Foreclosures and Delinquency Rates Drop

Nothing is worse for a local neighborhood than “zombie” homes. These are homes that are usually foreclosures or homes that are way behind in their mortgage payments. If these owners can’t afford to pay their mortgage, then they cant afford to keep the house looking nice either which creates a “blight” or stigma in that local neighborhood.

So, it is great news that the Mortgage Bankers Association is reporting that mortgage delinquencies are at their lowest levels since 1979, no…not 1997….1979!

MBA’s National Delinquency Survey showed that the delinquency rate for mortgage loans on one- to four-unit residential properties fell to a seasonally adjusted rate of 3.77% of all closed loans. The rate was down 20 basis points from Q3 2019 and 29 basis points from Q4 2018. The share of loans in the process of foreclosure in the fourth quarter was only 0.21%.

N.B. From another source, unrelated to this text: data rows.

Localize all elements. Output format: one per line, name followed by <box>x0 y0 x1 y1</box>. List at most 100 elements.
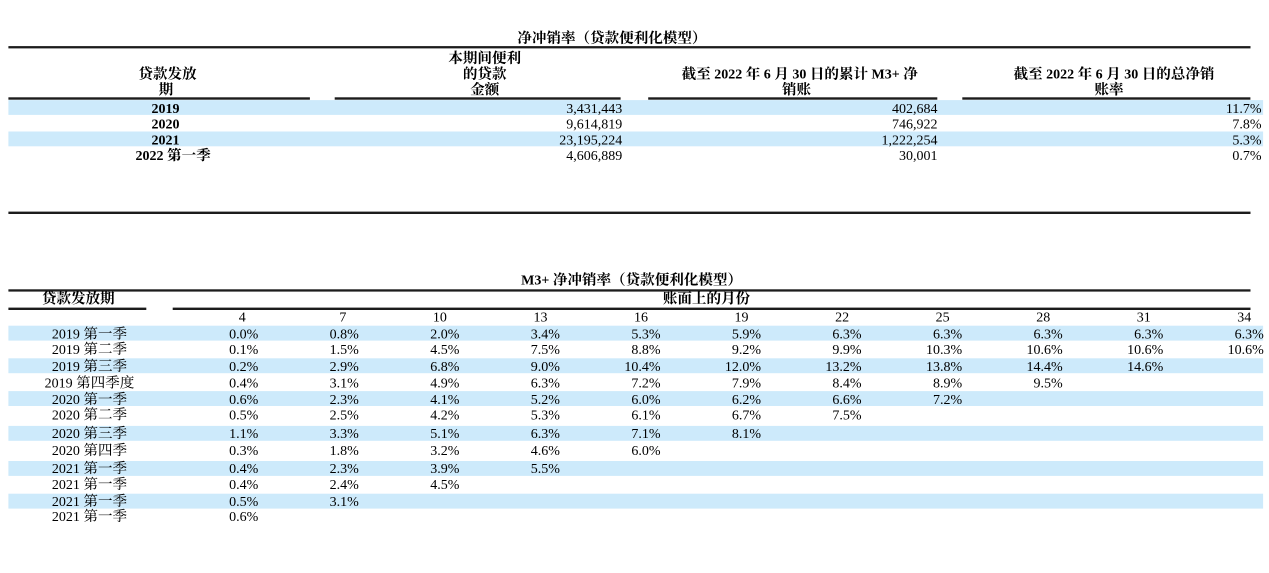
svg-text:0.4%: 0.4% <box>229 377 259 392</box>
svg-text:10.6%: 10.6% <box>1027 343 1064 358</box>
svg-text:2022: 2022 <box>136 149 164 164</box>
svg-text:28: 28 <box>1036 311 1050 326</box>
svg-text:M3+: M3+ <box>521 274 549 289</box>
svg-text:2022: 2022 <box>1046 68 1074 83</box>
svg-text:7.9%: 7.9% <box>732 377 762 392</box>
svg-text:19: 19 <box>735 311 749 326</box>
svg-text:2.5%: 2.5% <box>330 408 360 423</box>
svg-text:0.7%: 0.7% <box>1232 149 1262 164</box>
svg-text:5.2%: 5.2% <box>531 393 561 408</box>
svg-text:2021: 2021 <box>152 133 180 148</box>
svg-text:5.5%: 5.5% <box>531 462 561 477</box>
svg-text:3.3%: 3.3% <box>330 427 360 442</box>
svg-text:0.6%: 0.6% <box>229 510 259 525</box>
svg-text:0.5%: 0.5% <box>229 408 259 423</box>
svg-text:746,922: 746,922 <box>892 118 938 133</box>
svg-text:2.9%: 2.9% <box>330 360 360 375</box>
svg-text:2020: 2020 <box>52 408 80 423</box>
svg-text:3.4%: 3.4% <box>531 328 561 343</box>
svg-text:9,614,819: 9,614,819 <box>566 118 622 133</box>
svg-text:3.1%: 3.1% <box>330 377 360 392</box>
svg-text:13.8%: 13.8% <box>926 360 963 375</box>
svg-text:7.5%: 7.5% <box>832 408 862 423</box>
svg-text:34: 34 <box>1237 311 1251 326</box>
svg-text:2019: 2019 <box>52 360 80 375</box>
svg-text:402,684: 402,684 <box>892 102 938 117</box>
svg-text:8.1%: 8.1% <box>732 427 762 442</box>
svg-text:2020: 2020 <box>52 444 80 459</box>
svg-text:M3+: M3+ <box>872 68 900 83</box>
svg-text:6.0%: 6.0% <box>631 393 661 408</box>
svg-text:4.5%: 4.5% <box>430 478 460 493</box>
svg-text:10: 10 <box>433 311 447 326</box>
svg-text:4.1%: 4.1% <box>430 393 460 408</box>
svg-text:2021: 2021 <box>52 495 80 510</box>
svg-text:2020: 2020 <box>52 427 80 442</box>
svg-text:11.7%: 11.7% <box>1226 102 1262 117</box>
svg-text:0.6%: 0.6% <box>229 393 259 408</box>
svg-text:7.1%: 7.1% <box>631 427 661 442</box>
svg-text:2019: 2019 <box>52 328 80 343</box>
svg-text:0.5%: 0.5% <box>229 495 259 510</box>
svg-text:5.3%: 5.3% <box>631 328 661 343</box>
svg-text:2.4%: 2.4% <box>330 478 360 493</box>
svg-text:0.1%: 0.1% <box>229 343 259 358</box>
svg-text:6.3%: 6.3% <box>1235 328 1265 343</box>
svg-text:6.3%: 6.3% <box>531 427 561 442</box>
svg-text:1.1%: 1.1% <box>229 427 259 442</box>
svg-text:1,222,254: 1,222,254 <box>882 133 938 148</box>
svg-text:7: 7 <box>339 311 346 326</box>
svg-text:8.9%: 8.9% <box>933 377 963 392</box>
svg-text:6.3%: 6.3% <box>531 377 561 392</box>
svg-text:4.9%: 4.9% <box>430 377 460 392</box>
svg-text:10.4%: 10.4% <box>624 360 661 375</box>
svg-text:4.5%: 4.5% <box>430 343 460 358</box>
svg-text:30: 30 <box>1124 68 1138 83</box>
svg-text:9.9%: 9.9% <box>832 343 862 358</box>
svg-text:7.2%: 7.2% <box>631 377 661 392</box>
svg-text:8.8%: 8.8% <box>631 343 661 358</box>
svg-text:4.6%: 4.6% <box>531 444 561 459</box>
svg-text:6: 6 <box>1096 68 1103 83</box>
svg-text:13: 13 <box>533 311 547 326</box>
svg-text:6.8%: 6.8% <box>430 360 460 375</box>
svg-text:30,001: 30,001 <box>899 149 938 164</box>
svg-text:4.2%: 4.2% <box>430 408 460 423</box>
svg-text:2.0%: 2.0% <box>430 328 460 343</box>
svg-text:0.4%: 0.4% <box>229 462 259 477</box>
svg-text:10.3%: 10.3% <box>926 343 963 358</box>
svg-text:2.3%: 2.3% <box>330 462 360 477</box>
svg-text:2.3%: 2.3% <box>330 393 360 408</box>
svg-text:0.2%: 0.2% <box>229 360 259 375</box>
svg-text:7.8%: 7.8% <box>1232 118 1262 133</box>
svg-text:1.8%: 1.8% <box>330 444 360 459</box>
svg-text:2019: 2019 <box>45 377 73 392</box>
svg-text:10.6%: 10.6% <box>1127 343 1164 358</box>
svg-text:6.2%: 6.2% <box>732 393 762 408</box>
svg-text:5.1%: 5.1% <box>430 427 460 442</box>
svg-text:25: 25 <box>936 311 950 326</box>
svg-text:0.0%: 0.0% <box>229 328 259 343</box>
svg-text:16: 16 <box>634 311 648 326</box>
svg-text:1.5%: 1.5% <box>330 343 360 358</box>
svg-text:2021: 2021 <box>52 478 80 493</box>
svg-text:23,195,224: 23,195,224 <box>559 133 622 148</box>
svg-text:9.2%: 9.2% <box>732 343 762 358</box>
svg-text:7.5%: 7.5% <box>531 343 561 358</box>
svg-text:14.4%: 14.4% <box>1027 360 1064 375</box>
svg-text:12.0%: 12.0% <box>725 360 762 375</box>
svg-text:3,431,443: 3,431,443 <box>566 102 622 117</box>
svg-text:0.4%: 0.4% <box>229 478 259 493</box>
svg-text:2022: 2022 <box>714 68 742 83</box>
svg-text:9.0%: 9.0% <box>531 360 561 375</box>
svg-text:6.7%: 6.7% <box>732 408 762 423</box>
svg-text:6.3%: 6.3% <box>933 328 963 343</box>
svg-text:6.6%: 6.6% <box>832 393 862 408</box>
svg-text:6: 6 <box>764 68 771 83</box>
svg-text:10.6%: 10.6% <box>1228 343 1265 358</box>
svg-text:0.8%: 0.8% <box>330 328 360 343</box>
svg-text:22: 22 <box>835 311 849 326</box>
svg-text:2020: 2020 <box>152 118 180 133</box>
svg-text:9.5%: 9.5% <box>1034 377 1064 392</box>
svg-text:30: 30 <box>792 68 806 83</box>
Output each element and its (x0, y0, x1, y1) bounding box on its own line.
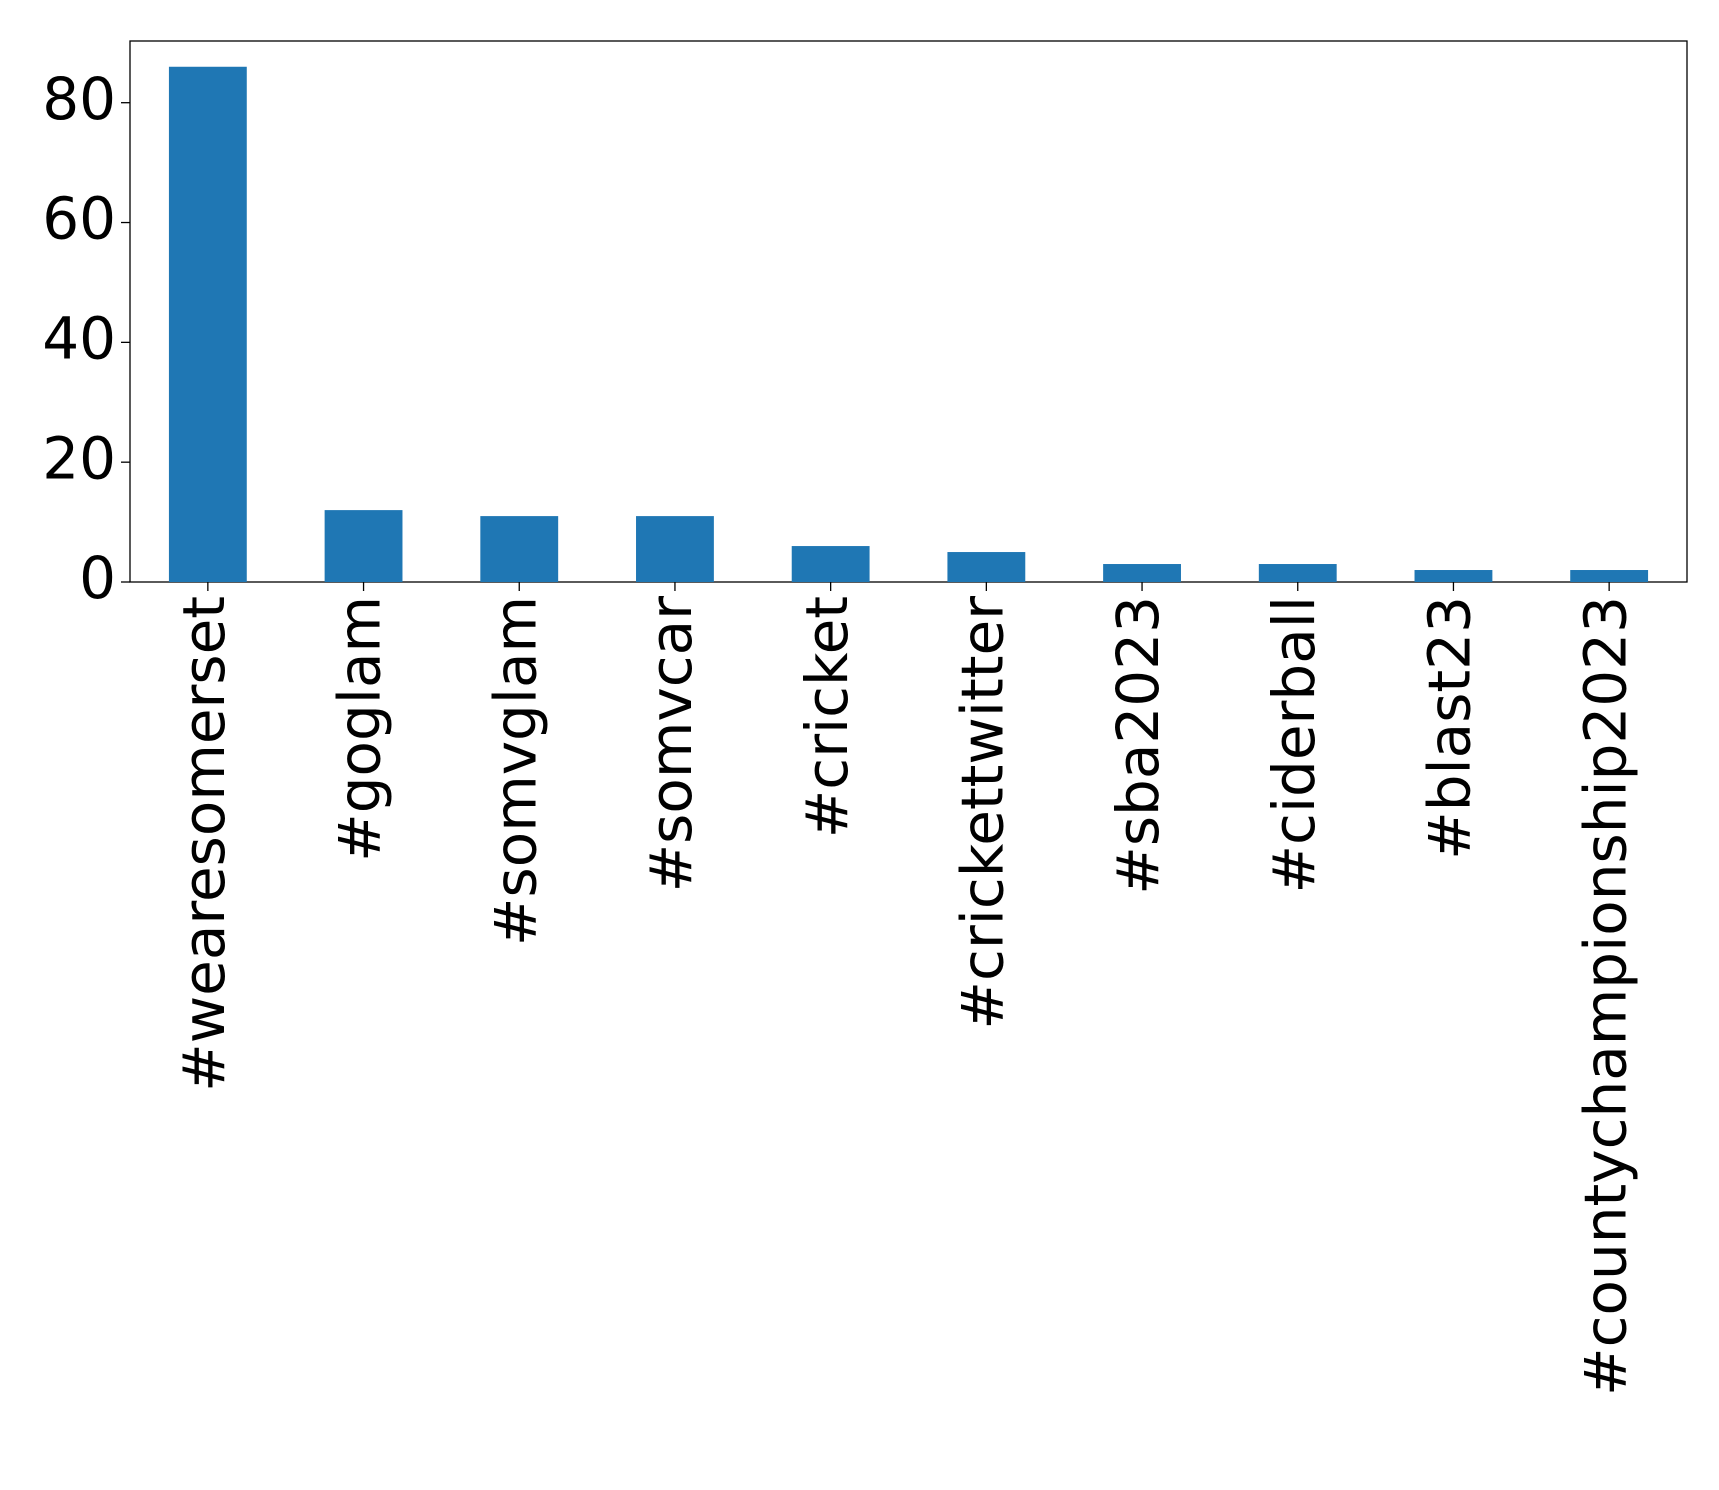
y-tick-label: 60 (42, 185, 116, 253)
bar (636, 516, 714, 582)
x-tick-label: #blast23 (1416, 596, 1484, 860)
x-tick-label: #sba2023 (1104, 596, 1172, 895)
y-tick-label: 40 (42, 304, 116, 372)
bar (324, 510, 403, 582)
bar (1414, 570, 1493, 582)
x-tick-label: #somvcar (637, 596, 705, 893)
bar (1570, 570, 1649, 582)
x-tick-label: #somvglam (481, 596, 549, 946)
bar (1258, 564, 1337, 582)
plot-frame (129, 40, 1688, 583)
x-tick-label: #ciderball (1260, 596, 1328, 894)
y-tick-label: 0 (79, 544, 116, 612)
bar (947, 552, 1026, 582)
x-tick-label: #goglam (326, 596, 394, 862)
bar (791, 546, 870, 582)
x-tick-label: #wearesomerset (170, 596, 238, 1092)
x-tick-label: #crickettwitter (948, 596, 1016, 1030)
y-tick-label: 80 (42, 65, 116, 133)
y-tick-label: 20 (42, 424, 116, 492)
bar (480, 516, 559, 582)
bar (168, 66, 247, 582)
x-tick-label: #countychampionship2023 (1571, 596, 1639, 1396)
x-tick-label: #cricket (793, 596, 861, 838)
bar (1103, 564, 1181, 582)
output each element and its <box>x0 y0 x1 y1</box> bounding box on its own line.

Marina Walsh, vice president of industry analysis at MBA, said “Mortgage delinquencies track closely to the US unemployment rate, and with unemployment at historic lows, it’s no surprise to see so many households paying their mortgage on time,” and that “Signs of healthy conditions were seen in other parts of the survey. The foreclosure inventory rate (the percentage of loans in the foreclosure process) was at its lowest level since 1985. Furthermore, states with lengthier judicial processes continued to chip away at their foreclosure inventories, and it also appears that with home-price appreciation and equity accumulation, distressed borrowers have had alternative options to foreclosure.”